FORT WORTH, TX, (SLFP.com) July 16, 2003 – AMR Corporation has decided to reduce the size of its St. Louis hub by nearly fifty percent and close its reservation office as part of a major cost-savings and turnaround plan. Total departures at Lambert-St. Louis International Airport will be reduced from 417 a day to 207 a day.
Last September, American Airlines and Lambert-St. Louis International Airport announced a $21.7 million package to make the airport experience more convenient with improvements to the American Airlines and AmericanConnection terminals and expansion of the B and C-D security checkpoints. The Airport is currently in the midst of an $1.1 billion expansion to increase its capacity as the nation’s fifteenth largest facility with the addition of new runways and gates.
In an announcement, Gerard Arpey, AMR’s president and CEO stated, “We are going to make it a smaller hub that will primarily cater to the people who live, work, or do business there. “Our other options were far less palatable, including the extreme of simply making St. Louis a spoke city with service only to our other hubs. Our current plan allows us to provide key services for the local community while strengthening our hubs at Chicago and Dallas/Fort Worth.”
Arpey also acknowledged the support for the airline and genuine concern for the community shown by government officials and local business leaders during American’s decision-making process, particularly St. Louis Mayor Francis Slay, County Executive Buzz Westfall and Missouri Governor Bob Holden.
Between American, American Eagle and the AmericanConnection carriers, St. Louis will offer 207 flights a day to 68 cities after the change, which is effective Nov. 1. American will maintain its pilot and flight attendant bases there.
The efficiency review also concluded that the airline had too much domestic Reservations capacity, even though it had closed two Reservations facilities earlier this year. Accordingly, the airline will close its St. Louis Reservations office effective September 15.
American will make available a variety of support services to employees impacted by the closing of the St. Louis Reservations office and to employees at American’s St. Louis airport operation who may be displaced by the schedule changes.
As previously announced, American’s fleet, which already has 57 fewer airplanes in revenue service than a year ago, will shrink another 57 airplanes by summer 2004. At that point, the airline’s fleet will be roughly the same size it was in mid-2000.
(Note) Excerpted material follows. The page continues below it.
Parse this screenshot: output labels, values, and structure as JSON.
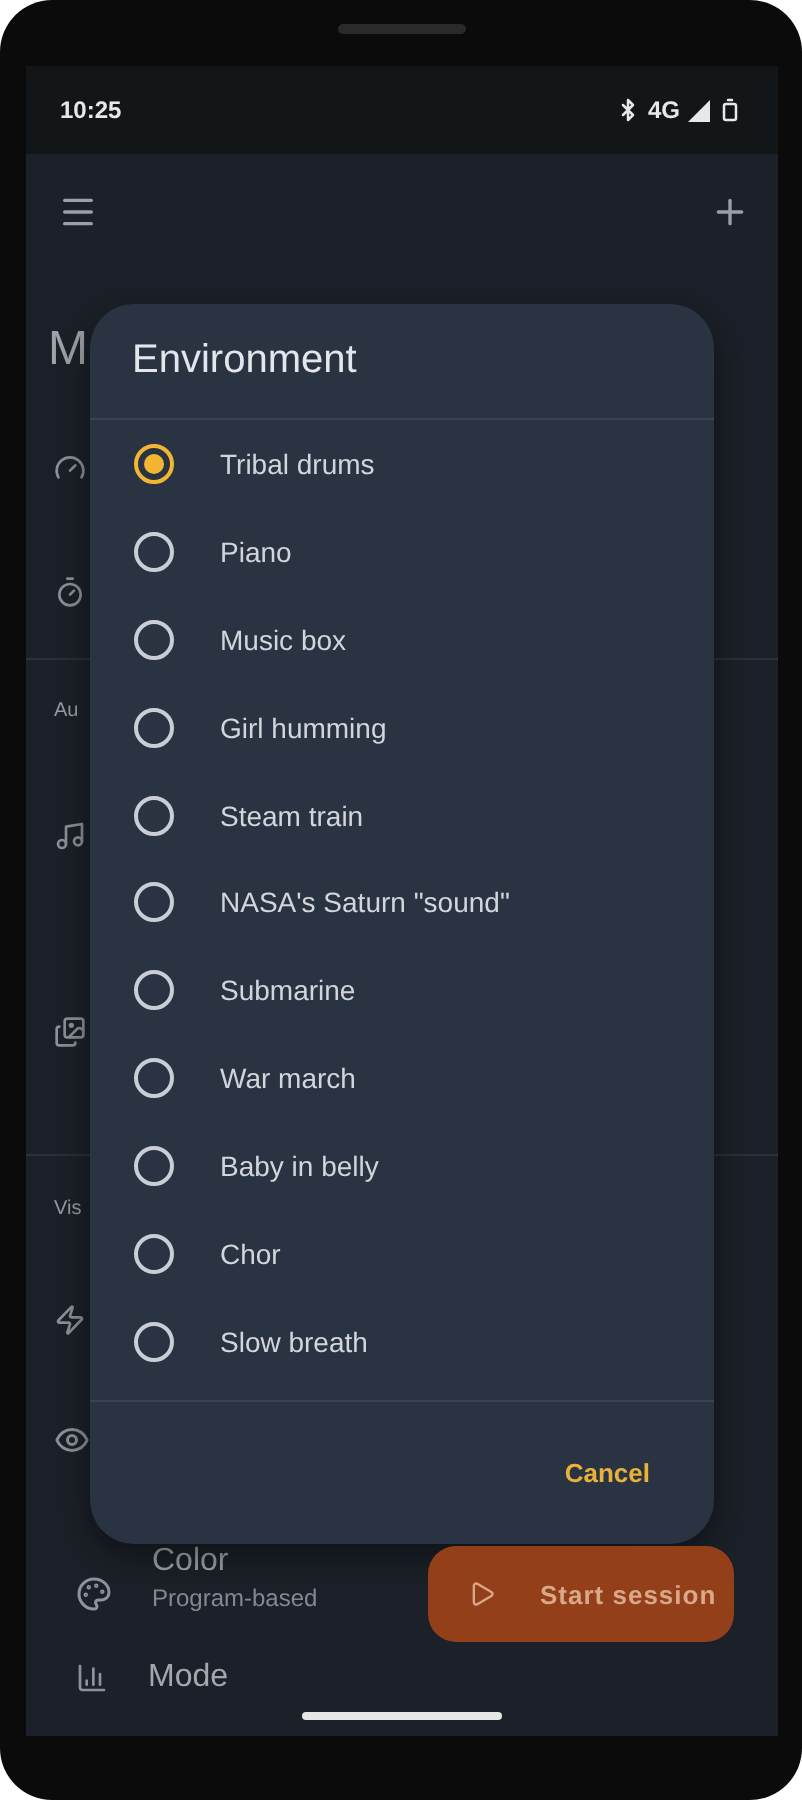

Additionally, the airline has been looking at how it schedules maintenance work at its three major maintenance bases. That portion of the study is ongoing. American expects to announce its decision on this issue by the fall.
The AMR reported a net loss of $75 million, or $.47 per share. The company stated in its report issued July 16, that it had made significant progress over the course of the second quarter, with a total cash and short-term investments balance on June 30 of $2.4 billion (including $550 million in restricted cash and short-term investments), an increase of $555 million compared to the comparable balance at the end of the first quarter. Since June 30, AMR has completed a $250 million aircraft financing, bringing the total balance to $2.7 billion as of today.